Ma lei aveva presentato un emendamento a quella norma.
“Sì, l’ho fatto per senso di appartenenza sentimentale al mio territorio: sono polesano, qui ci vivo e qui investo con la mia azienda. Ma per onestà intellettuale devo dire che non corriamo i rischi di 70 anni fa”.
Le trivellazioni sono davvero necessarie?
“L’obiettivo è che il Paese possa essere autonomo dal punto di vista energetico. Abbiamo già pagato cara la nostra dipendenza dall’estero. In ogni caso, il nostro Polesine è fortemente orientato alle fonti rinnovabili, grazie anche agli impianti agrovoltaici, sbloccati dal Dl Agricoltura, che risolvono il problema del consumo di suolo. Senza dimenticare il ruolo chiave del rigassificatore, che sta facendo un grande salto di qualità”.
A proposito di autonomia: e quella del Veneto?

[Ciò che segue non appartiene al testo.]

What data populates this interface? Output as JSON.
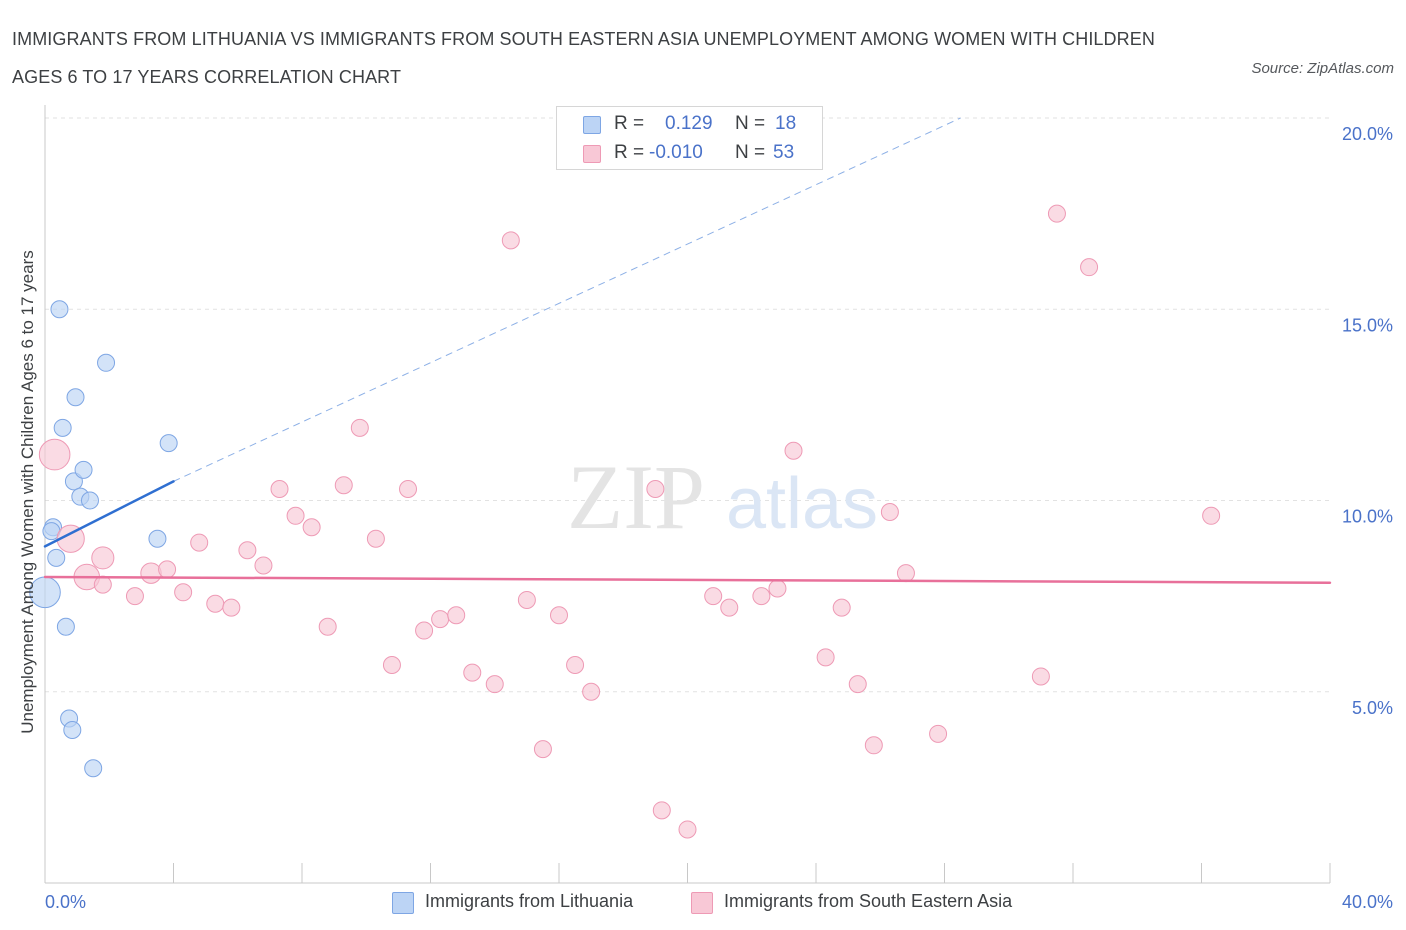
{
  "title_line1": "IMMIGRANTS FROM LITHUANIA VS IMMIGRANTS FROM SOUTH EASTERN ASIA UNEMPLOYMENT AMONG WOMEN WITH CHILDREN",
  "title_line2": "AGES 6 TO 17 YEARS CORRELATION CHART",
  "source": "Source: ZipAtlas.com",
  "watermark": {
    "zip": "ZIP",
    "atlas": "atlas"
  },
  "colors": {
    "blue_fill": "#bcd4f5",
    "blue_stroke": "#7ea6e4",
    "blue_line": "#2f6fd1",
    "pink_fill": "#f8c8d6",
    "pink_stroke": "#ee9ab5",
    "pink_line": "#e8709a",
    "tick_text": "#4a72c9",
    "grid": "#e2e2e2"
  },
  "legend": {
    "rows": [
      {
        "r_label": "R =",
        "r_value": "0.129",
        "n_label": "N =",
        "n_value": "18",
        "series": "blue"
      },
      {
        "r_label": "R =",
        "r_value": "-0.010",
        "n_label": "N =",
        "n_value": "53",
        "series": "pink"
      }
    ]
  },
  "chart_data": {
    "type": "scatter",
    "title": "IMMIGRANTS FROM LITHUANIA VS IMMIGRANTS FROM SOUTH EASTERN ASIA UNEMPLOYMENT AMONG WOMEN WITH CHILDREN AGES 6 TO 17 YEARS CORRELATION CHART",
    "xlabel": "",
    "ylabel": "Unemployment Among Women with Children Ages 6 to 17 years",
    "xlim": [
      0,
      40
    ],
    "ylim": [
      0,
      20
    ],
    "x_tick_labels": [
      "0.0%",
      "40.0%"
    ],
    "y_ticks": [
      5,
      10,
      15,
      20
    ],
    "y_tick_labels": [
      "5.0%",
      "10.0%",
      "15.0%",
      "20.0%"
    ],
    "series": [
      {
        "name": "Immigrants from Lithuania",
        "color": "blue",
        "R": 0.129,
        "N": 18,
        "trend": {
          "x0": 0.0,
          "y0": 8.8,
          "x1": 4.0,
          "y1": 10.5,
          "dash_to_x": 28.5,
          "dash_to_y": 20.0
        },
        "points": [
          {
            "x": 0.0,
            "y": 7.6,
            "s": 1.8
          },
          {
            "x": 0.25,
            "y": 9.3,
            "s": 1
          },
          {
            "x": 0.35,
            "y": 8.5,
            "s": 1
          },
          {
            "x": 0.45,
            "y": 15.0,
            "s": 1
          },
          {
            "x": 0.55,
            "y": 11.9,
            "s": 1
          },
          {
            "x": 0.65,
            "y": 6.7,
            "s": 1
          },
          {
            "x": 0.75,
            "y": 4.3,
            "s": 1
          },
          {
            "x": 0.85,
            "y": 4.0,
            "s": 1
          },
          {
            "x": 0.9,
            "y": 10.5,
            "s": 1
          },
          {
            "x": 0.95,
            "y": 12.7,
            "s": 1
          },
          {
            "x": 1.1,
            "y": 10.1,
            "s": 1
          },
          {
            "x": 1.2,
            "y": 10.8,
            "s": 1
          },
          {
            "x": 1.4,
            "y": 10.0,
            "s": 1
          },
          {
            "x": 1.5,
            "y": 3.0,
            "s": 1
          },
          {
            "x": 1.9,
            "y": 13.6,
            "s": 1
          },
          {
            "x": 3.5,
            "y": 9.0,
            "s": 1
          },
          {
            "x": 3.85,
            "y": 11.5,
            "s": 1
          },
          {
            "x": 0.2,
            "y": 9.2,
            "s": 1
          }
        ]
      },
      {
        "name": "Immigrants from South Eastern Asia",
        "color": "pink",
        "R": -0.01,
        "N": 53,
        "trend": {
          "x0": 0.0,
          "y0": 8.0,
          "x1": 40.0,
          "y1": 7.85
        },
        "points": [
          {
            "x": 0.3,
            "y": 11.2,
            "s": 1.8
          },
          {
            "x": 0.8,
            "y": 9.0,
            "s": 1.6
          },
          {
            "x": 1.3,
            "y": 8.0,
            "s": 1.5
          },
          {
            "x": 1.8,
            "y": 7.8,
            "s": 1
          },
          {
            "x": 1.8,
            "y": 8.5,
            "s": 1.3
          },
          {
            "x": 2.8,
            "y": 7.5,
            "s": 1
          },
          {
            "x": 3.3,
            "y": 8.1,
            "s": 1.2
          },
          {
            "x": 3.8,
            "y": 8.2,
            "s": 1
          },
          {
            "x": 4.3,
            "y": 7.6,
            "s": 1
          },
          {
            "x": 4.8,
            "y": 8.9,
            "s": 1
          },
          {
            "x": 5.3,
            "y": 7.3,
            "s": 1
          },
          {
            "x": 5.8,
            "y": 7.2,
            "s": 1
          },
          {
            "x": 6.3,
            "y": 8.7,
            "s": 1
          },
          {
            "x": 6.8,
            "y": 8.3,
            "s": 1
          },
          {
            "x": 7.3,
            "y": 10.3,
            "s": 1
          },
          {
            "x": 7.8,
            "y": 9.6,
            "s": 1
          },
          {
            "x": 8.3,
            "y": 9.3,
            "s": 1
          },
          {
            "x": 8.8,
            "y": 6.7,
            "s": 1
          },
          {
            "x": 9.3,
            "y": 10.4,
            "s": 1
          },
          {
            "x": 9.8,
            "y": 11.9,
            "s": 1
          },
          {
            "x": 10.3,
            "y": 9.0,
            "s": 1
          },
          {
            "x": 10.8,
            "y": 5.7,
            "s": 1
          },
          {
            "x": 11.3,
            "y": 10.3,
            "s": 1
          },
          {
            "x": 11.8,
            "y": 6.6,
            "s": 1
          },
          {
            "x": 12.3,
            "y": 6.9,
            "s": 1
          },
          {
            "x": 12.8,
            "y": 7.0,
            "s": 1
          },
          {
            "x": 13.3,
            "y": 5.5,
            "s": 1
          },
          {
            "x": 14.0,
            "y": 5.2,
            "s": 1
          },
          {
            "x": 14.5,
            "y": 16.8,
            "s": 1
          },
          {
            "x": 15.0,
            "y": 7.4,
            "s": 1
          },
          {
            "x": 15.5,
            "y": 3.5,
            "s": 1
          },
          {
            "x": 16.0,
            "y": 7.0,
            "s": 1
          },
          {
            "x": 16.5,
            "y": 5.7,
            "s": 1
          },
          {
            "x": 17.0,
            "y": 5.0,
            "s": 1
          },
          {
            "x": 19.0,
            "y": 10.3,
            "s": 1
          },
          {
            "x": 19.2,
            "y": 1.9,
            "s": 1
          },
          {
            "x": 20.0,
            "y": 1.4,
            "s": 1
          },
          {
            "x": 20.8,
            "y": 7.5,
            "s": 1
          },
          {
            "x": 21.3,
            "y": 7.2,
            "s": 1
          },
          {
            "x": 22.3,
            "y": 7.5,
            "s": 1
          },
          {
            "x": 22.8,
            "y": 7.7,
            "s": 1
          },
          {
            "x": 23.3,
            "y": 11.3,
            "s": 1
          },
          {
            "x": 24.3,
            "y": 5.9,
            "s": 1
          },
          {
            "x": 24.8,
            "y": 7.2,
            "s": 1
          },
          {
            "x": 25.3,
            "y": 5.2,
            "s": 1
          },
          {
            "x": 25.8,
            "y": 3.6,
            "s": 1
          },
          {
            "x": 26.3,
            "y": 9.7,
            "s": 1
          },
          {
            "x": 26.8,
            "y": 8.1,
            "s": 1
          },
          {
            "x": 27.8,
            "y": 3.9,
            "s": 1
          },
          {
            "x": 31.0,
            "y": 5.4,
            "s": 1
          },
          {
            "x": 31.5,
            "y": 17.5,
            "s": 1
          },
          {
            "x": 32.5,
            "y": 16.1,
            "s": 1
          },
          {
            "x": 36.3,
            "y": 9.6,
            "s": 1
          }
        ]
      }
    ],
    "legend_position": "top-center"
  },
  "bottom_legend": [
    {
      "label": "Immigrants from Lithuania",
      "series": "blue"
    },
    {
      "label": "Immigrants from South Eastern Asia",
      "series": "pink"
    }
  ]
}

“Sfonda una porta aperta. Da vicepresidente della commissione Questioni regionali parlo continuamente con i presidenti di Regione. Stiamo lavorando ai famosi Lep, che sono il punto focale della questione. L’autonomia si farà perché è un concetto sancito dalla Costituzione. E nessuno resterà indietro: lavoreremo per individuare le esigenze delle varie Regioni e poi prevedere i fondi necessari al sistema. Ma facciamo un passo alla volta, a partire dalle modifiche al testo che ci ha chiesto la Corte”.
E il referendum?
“Sarà disinnescato proprio da quelle modifiche”.
Altra riforma: il premierato?
“Sacrosanto. Spero passi già nel 2025, assieme al ripristino delle Province elette direttamente. Pensare di abolirle è stato un grande errore dal governo Renzi”.

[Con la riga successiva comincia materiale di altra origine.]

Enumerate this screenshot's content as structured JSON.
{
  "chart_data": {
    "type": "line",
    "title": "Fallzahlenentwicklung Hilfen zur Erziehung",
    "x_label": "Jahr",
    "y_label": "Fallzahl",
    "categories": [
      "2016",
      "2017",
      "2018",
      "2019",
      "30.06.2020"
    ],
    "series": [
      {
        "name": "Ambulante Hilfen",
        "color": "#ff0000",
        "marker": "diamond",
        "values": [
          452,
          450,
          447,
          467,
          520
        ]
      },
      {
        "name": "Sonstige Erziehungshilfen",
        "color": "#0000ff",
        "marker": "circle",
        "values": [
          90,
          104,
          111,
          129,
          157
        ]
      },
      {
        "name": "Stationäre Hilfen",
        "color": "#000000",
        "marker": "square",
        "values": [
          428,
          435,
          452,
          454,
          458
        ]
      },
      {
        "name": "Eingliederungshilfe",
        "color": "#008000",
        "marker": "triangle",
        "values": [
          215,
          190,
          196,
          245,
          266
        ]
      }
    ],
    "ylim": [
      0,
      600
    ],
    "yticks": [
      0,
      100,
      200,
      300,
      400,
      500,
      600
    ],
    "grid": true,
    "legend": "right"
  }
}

Altri propositi per il 2025?
“Le cose da fare sono tante, ma ce n’è una che per me è speciale. Presto, con il sindaco di Adria, darò vita a un sit-in davanti all’autodromo di Adria. In quella vicenda io non parteggio per nessuno, ma chiedo che la giustizia faccia il proprio corso in fretta perché è inaccettabile che un’attività che ha creato un grande indotto rimanga nel limbo in questo modo. La giustizia deve dare una risposta, qualunque essa sia. Infine, voglio ricordare che ho l’onore di rappresentare l’intergruppo parlamentare del Made in italy, ruolo che mi dà modo di visitare le migliori aziende del Paese. Il made in Italy è un brand favoloso che porta con sé cultura, tradizione e storia”.